D’abord, j’observe à l’X beau­coup d’intérêt pour l’Espace, avec la créa­tion du binet Astro­nau­tiX et l’influence très posi­tive d’experts comme Gérard Auvray (ex-Thales). Il a su com­mu­ni­quer sa pas­sion et son savoir aux élèves, et les a aidés à boos­ter leur club spa­tial, jusqu’à en faire aujourd’hui un centre spa­tial étu­diant capable de mettre sur orbite un satel­lite X‑CubeSat (cf. article « Le Centre spa­tial étu­diant : une aven­ture poly­tech­ni­cienne » dans la J & R n° 727). 
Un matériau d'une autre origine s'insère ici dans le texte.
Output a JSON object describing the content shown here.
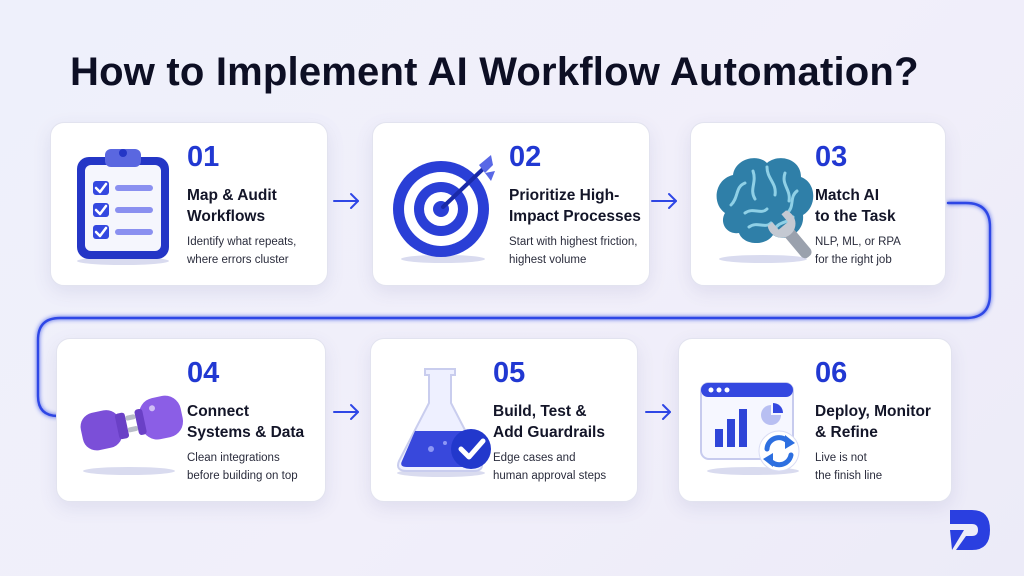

Ce que l’X m’a appor­té ? D’abord, elle m’a per­mis de me démon­trer à moi-même que j’étais capable de com­prendre beau­coup de choses très poin­tues si j’en pre­nais vrai­ment la peine ! Ensuite, le sens de l’engagement (que j’avais déjà com­men­cé à déve­lop­per pen­dant ma pré­pa au pry­ta­née de La Flèche) ; et sur­tout le plai­sir d’apprendre dans toutes les dis­ci­plines au niveau scien­ti­fique le plus éle­vé… sans oublier une dose mas­sive de sport, ce qui n’est pas banal dans une grande école, et qui m’a bien ser­vi pour ma car­rière d’astronaute.